Florian Halbritter awarded Johann Wilhelm Ritter von Mannagetta Prize for Medicine

Halbritter, principal investigator at St. Anna CCRI, is recognized for his outstanding contributions to understanding how pediatric cancers arise—and how they might be treated more precisely in the future.

From machine learning to cancer research

Halbritter’s path into biology was anything but conventional. He studied cognitive science at the University of Osnabrück in Germany, focusing on computer science and machine learning. However, he soon became interested in applying his skillset to answer biological questions, and he joined the Institute for Stem Cell Research at the University of Edinburgh, where he obtained a PhD in Computational Biology.

“I initially knew very little about biology,” Halbritter admits. “But I found it fascinating. I learned a lot from my colleagues and supervisor, and I used the computational tools I knew to study gene regulatory networks in stem cells.”

Halbritter’s work, which focused on how new cell identities are established, led him to join Christoph Bock’s lab at CeMM as a postdoc. There, he first came into contact with pediatric cancer research through a collaboration with Caroline Hutter’s group at St. Anna CCRI. “Working with them, I learned that many childhood cancers arise from errors in cell differentiation,” Halbritter recalls. “It was also my first time interacting with clinician scientists, and I was inspired by their drive to make discoveries with real impact for patients.”

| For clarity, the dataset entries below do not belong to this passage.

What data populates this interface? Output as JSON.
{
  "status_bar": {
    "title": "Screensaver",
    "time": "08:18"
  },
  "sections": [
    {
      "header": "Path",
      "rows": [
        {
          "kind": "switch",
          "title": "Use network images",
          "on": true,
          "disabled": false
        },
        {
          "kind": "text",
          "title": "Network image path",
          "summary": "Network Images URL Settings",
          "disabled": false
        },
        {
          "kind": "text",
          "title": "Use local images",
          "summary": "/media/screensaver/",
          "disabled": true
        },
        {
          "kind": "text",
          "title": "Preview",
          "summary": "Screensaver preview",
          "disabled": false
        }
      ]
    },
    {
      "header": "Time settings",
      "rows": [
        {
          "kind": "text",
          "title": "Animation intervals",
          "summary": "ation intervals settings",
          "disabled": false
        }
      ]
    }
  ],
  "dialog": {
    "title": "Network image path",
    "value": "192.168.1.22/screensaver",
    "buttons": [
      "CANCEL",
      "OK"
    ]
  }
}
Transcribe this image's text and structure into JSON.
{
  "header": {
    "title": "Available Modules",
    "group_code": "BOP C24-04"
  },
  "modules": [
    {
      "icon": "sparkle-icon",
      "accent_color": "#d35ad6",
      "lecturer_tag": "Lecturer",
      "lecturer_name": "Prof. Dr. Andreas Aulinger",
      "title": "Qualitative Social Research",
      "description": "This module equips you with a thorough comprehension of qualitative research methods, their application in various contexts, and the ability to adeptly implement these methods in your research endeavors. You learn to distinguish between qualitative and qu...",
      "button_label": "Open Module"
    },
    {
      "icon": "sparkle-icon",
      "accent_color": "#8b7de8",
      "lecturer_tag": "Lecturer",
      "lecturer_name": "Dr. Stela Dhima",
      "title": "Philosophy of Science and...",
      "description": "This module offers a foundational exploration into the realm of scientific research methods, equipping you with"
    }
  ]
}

The experience was transformative for Halbritter, who decided to join St. Anna CCRI to pursue a new mission. “Working with the Hutter lab, we had used computational biology to analyze Langerhans Cell Histiocytosis tumors,” he explains. “We realized they were made up of many different cell types—but we could only study them once they had already formed. I wanted to understand how they develop in the first place.”

Understanding where development goes wrong – and how to fix it

In 2018, Halbritter established his own research group at the institute, merging his unique background in developmental biology, genomics and computational analysis to study how mistakes in normal development cause pediatric cancer.

By comparing healthy and cancer-prone development in stem cell models, his team studies how mutations rewire gene regulatory networks and prevent cells from maturing properly—a key feature of pediatric cancer.

The team’s ultimate goal is to identify new molecular targets for innovative therapeutic approaches. “Targeting the disease-causing mutation is an obvious choice, but doesn’t always work,” Halbritter explains. “By understanding how whole molecular pathways within the cell are affected, we might be able to find other ways to prevent or undo the effects of the mutations.”

This work contributes to a central goal in pediatric oncology: developing treatments that are more targeted and effective. “Many current treatments work great for some high-risk cancer types but fail in others,” Halbritter says. “In those cases, finding new, specific therapeutic targets is essential to give patients hope for a cure.”